Life in the USA

Life in the USA is quite a bit different from that in the Netherlands. Here are some thoughts on noticeable differences. Europeans, and paritcularly the Dutch might find some of these things interesting. Note that there is no structure to my ramblings, it's rather chaotic...


As with a lot of things, stuff in the USA is not built to last. You should get some new equipment every few years anyway, you know. Apart from that, let me start by complaining about....vacuum cleaners!

Man, these things are loud. They produce an amount of noise that would make your average jet engine jealous. These things would probably be illegal in most countries due to the hearing damage they cause. If you are using the things standing next to the phone, you will not hear the phone ring. And I'm not exaggerating. I'll post a sound file here sometime when I get around to it.
Anyway, I was told by someone that you can actually get a vacuum cleaner that is relatively silent. Problem is that they don't sell very well. The average American thinks that a vacuum cleaner that does not produce deafening sounds probably doesn't work very well.

Next: washing machines. These work quite differently from European models. First of all, your typical American washing machine does not have an electrical heating element to heat up the water. As an electrical engineer, I applaud this, sice I feel that using electricity to heat up stuff is wasteful. Usually heat was used to generate the electricity in the first place (in the power plant that produced the electricity). Converting the electricity to heat again is plain stupid, so I have a moral objection to that. Back to the subject.

The fact that American washers don't heat up the water they wash with does not mean they wash with cold water. They have two water inlets: one for hot water, one for cold water. In principle, this is a better idea than heating up the water with electricity. Unfortunately, controlling the water temperature becomes a bit of a challenge, since it depends on the temperature of the hot water supply. This wouldn't be so bad, if not for the fact that the laundry doesn't get cleaned all that well. Maybe this has to do with other things as well, such as the fact that American washing machines are unbelievably fast. It's a matter of tens of minutes for the cycle to complete, as opposed to several hours in the case of European equipment.
Then, the typical American washer uses this thing called agitator. It is a huge piece of plastic (what else?) that moves up and down to get the laundry moving. European washers typically utilize gravity to gently tumble the laundry to get it clean. The American agitator violently shakes everything, ripping your clothes in the process. No matter, you should buy new clothes every few weeks anyway.

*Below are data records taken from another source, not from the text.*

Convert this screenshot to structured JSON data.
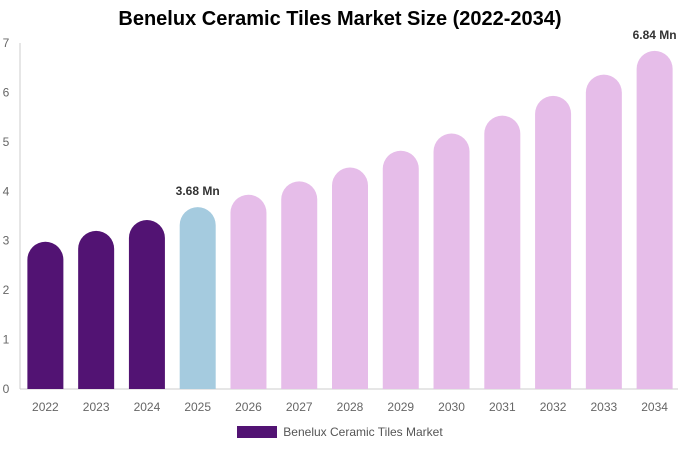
{
  "chart_data": {
    "type": "bar",
    "title": "Benelux Ceramic Tiles Market Size (2022-2034)",
    "xlabel": "",
    "ylabel": "",
    "categories": [
      "2022",
      "2023",
      "2024",
      "2025",
      "2026",
      "2027",
      "2028",
      "2029",
      "2030",
      "2031",
      "2032",
      "2033",
      "2034"
    ],
    "series": [
      {
        "name": "Benelux Ceramic Tiles Market",
        "values": [
          2.98,
          3.2,
          3.42,
          3.68,
          3.93,
          4.2,
          4.48,
          4.82,
          5.17,
          5.53,
          5.93,
          6.36,
          6.84
        ]
      }
    ],
    "ylim": [
      0,
      7
    ],
    "yticks": [
      0,
      1,
      2,
      3,
      4,
      5,
      6,
      7
    ],
    "data_labels": [
      {
        "index": 3,
        "text": "3.68 Mn"
      },
      {
        "index": 12,
        "text": "6.84 Mn"
      }
    ],
    "legend_position": "bottom",
    "grid": false,
    "colors": {
      "historical": "#521373",
      "current": "#a5cbdf",
      "forecast": "#e6bde9",
      "axis": "#cccccc",
      "tick_text": "#666666"
    },
    "bar_color_groups": [
      "historical",
      "historical",
      "historical",
      "current",
      "forecast",
      "forecast",
      "forecast",
      "forecast",
      "forecast",
      "forecast",
      "forecast",
      "forecast",
      "forecast"
    ]
  }
}
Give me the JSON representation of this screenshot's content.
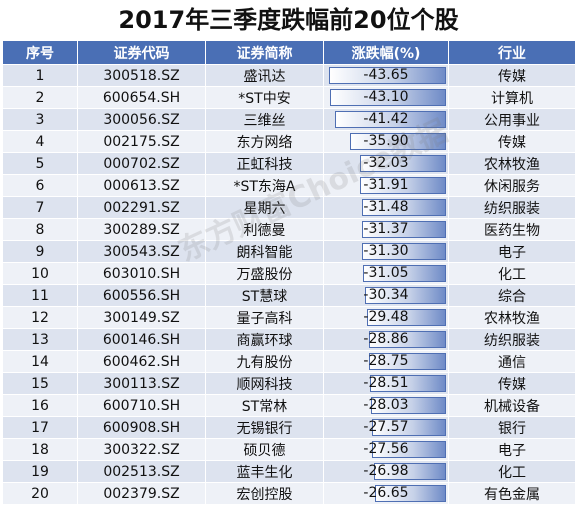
{
  "title": "2017年三季度跌幅前20位个股",
  "columns": [
    "序号",
    "证券代码",
    "证券简称",
    "涨跌幅(%)",
    "行业"
  ],
  "rows": [
    {
      "no": "1",
      "code": "300518.SZ",
      "name": "盛讯达",
      "change": "-43.65",
      "industry": "传媒"
    },
    {
      "no": "2",
      "code": "600654.SH",
      "name": "*ST中安",
      "change": "-43.10",
      "industry": "计算机"
    },
    {
      "no": "3",
      "code": "300056.SZ",
      "name": "三维丝",
      "change": "-41.42",
      "industry": "公用事业"
    },
    {
      "no": "4",
      "code": "002175.SZ",
      "name": "东方网络",
      "change": "-35.90",
      "industry": "传媒"
    },
    {
      "no": "5",
      "code": "000702.SZ",
      "name": "正虹科技",
      "change": "-32.03",
      "industry": "农林牧渔"
    },
    {
      "no": "6",
      "code": "000613.SZ",
      "name": "*ST东海A",
      "change": "-31.91",
      "industry": "休闲服务"
    },
    {
      "no": "7",
      "code": "002291.SZ",
      "name": "星期六",
      "change": "-31.48",
      "industry": "纺织服装"
    },
    {
      "no": "8",
      "code": "300289.SZ",
      "name": "利德曼",
      "change": "-31.37",
      "industry": "医药生物"
    },
    {
      "no": "9",
      "code": "300543.SZ",
      "name": "朗科智能",
      "change": "-31.30",
      "industry": "电子"
    },
    {
      "no": "10",
      "code": "603010.SH",
      "name": "万盛股份",
      "change": "-31.05",
      "industry": "化工"
    },
    {
      "no": "11",
      "code": "600556.SH",
      "name": "ST慧球",
      "change": "-30.34",
      "industry": "综合"
    },
    {
      "no": "12",
      "code": "300149.SZ",
      "name": "量子高科",
      "change": "-29.48",
      "industry": "农林牧渔"
    },
    {
      "no": "13",
      "code": "600146.SH",
      "name": "商赢环球",
      "change": "-28.86",
      "industry": "纺织服装"
    },
    {
      "no": "14",
      "code": "600462.SH",
      "name": "九有股份",
      "change": "-28.75",
      "industry": "通信"
    },
    {
      "no": "15",
      "code": "300113.SZ",
      "name": "顺网科技",
      "change": "-28.51",
      "industry": "传媒"
    },
    {
      "no": "16",
      "code": "600710.SH",
      "name": "ST常林",
      "change": "-28.03",
      "industry": "机械设备"
    },
    {
      "no": "17",
      "code": "600908.SH",
      "name": "无锡银行",
      "change": "-27.57",
      "industry": "银行"
    },
    {
      "no": "18",
      "code": "300322.SZ",
      "name": "硕贝德",
      "change": "-27.56",
      "industry": "电子"
    },
    {
      "no": "19",
      "code": "002513.SZ",
      "name": "蓝丰生化",
      "change": "-26.98",
      "industry": "化工"
    },
    {
      "no": "20",
      "code": "002379.SZ",
      "name": "宏创控股",
      "change": "-26.65",
      "industry": "有色金属"
    }
  ],
  "bar_max_abs_change": 43.65,
  "watermark": "东方财富Choice数据",
  "colors": {
    "header_bg": "#4a6fb5",
    "row_odd": "#dde3ef",
    "row_even": "#eef1f7",
    "bar_end": "#6f8bc7"
  }
}
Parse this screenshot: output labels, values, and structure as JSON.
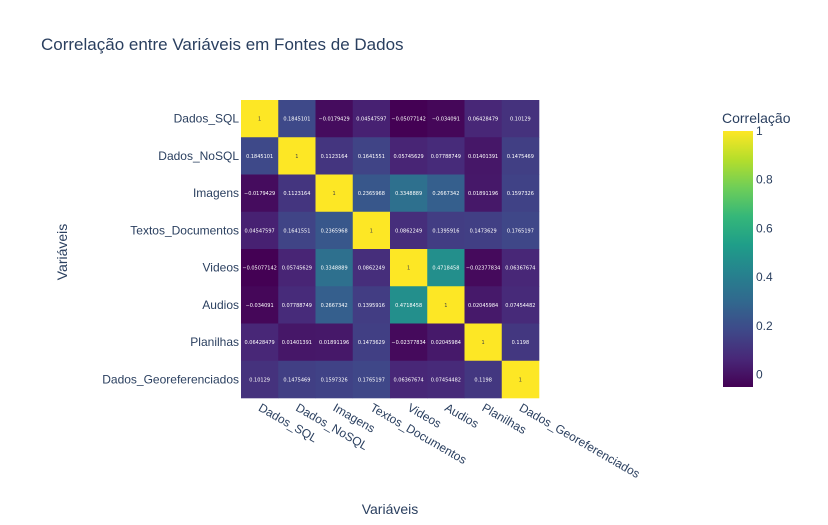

Next on the list: dryers. They are not all that different from European dryers, they use a huge amount of electricity to get your clothes dry (ok, there's gas dryers too, much better idea). Nothing terribly wrong with the design, it's more that people think you're from the Stone Age if you suggest hanging your stuff on a clothing line to dry. The notion of using the sun to dry your clothes seems totally bizarre. Way too much work, you have to hang your clothes on the line and when they are dry you have to take them off again. Silly.

That brings me to my next complaint, which is the American approach to...

Energy Usage

Americans use (and waste) energy like it doesn't cost anything. Unfortunately, this is mostly true. Compared to Europe, energy is very cheap over here. Electricity and natural gas prices are very low. Gasoline prices are at an all-time high (around $2.30 per gallon) which has many people very concerned. This price corresponds to something like 45 eurocents per liter. Gasoline prices in Europe are typically 2.5 times as high, somewhere between $5.50 to $6.00 per gallon.

Americans waste energy like there is no tomorrow. An example: in my neighborhood there are several people who leave their outdoor lights on 24 hours a day. Totally unnecessary, all it takes is to flip a switch twice a day to save quite a bit of energy.

The problem is that people seem to think that the source of all this energy will never be exhausted. A quote from a newspaper article that looked into the motivations why people drive big, heavy, gas-guzzling sports utility vehicles: "Some people like to spend their money on fancy dining. I like to spend it on my car. As long as I can afford it, I have the right to spend money on gasoline."
No notion whatsoever that he is unnecessarily exhausting a finite resource, the only consideration seems to be money.

A telling story I read on the Web. A British guy who had lived most of his life in the Netherlands moved to Utah. Upon considering buying a house, he asked for the previous owners' utility bills (gas, electric, water). The bills seemed quite reasonable, so no problems with regard to the energy efficiency of the house. After moving in, he got his first utility bills. Water: one third of the previous owner's bill. Electricity: one quarter. Heating: less than half. Shows what a little common sense can do.


A good friend of mine (from the Netherlands) asked me if Americans have never heard of energy saving light bulbs. The answer to that is: yes, you can buy them over here, and I actually have quite a few in my house. The reason why they are not very popular is that the money savings are tied to the electricity prices. If electricity doesn't cost a lot, it it less attractive to buy the more expensive energy saving bulbs. Sigh.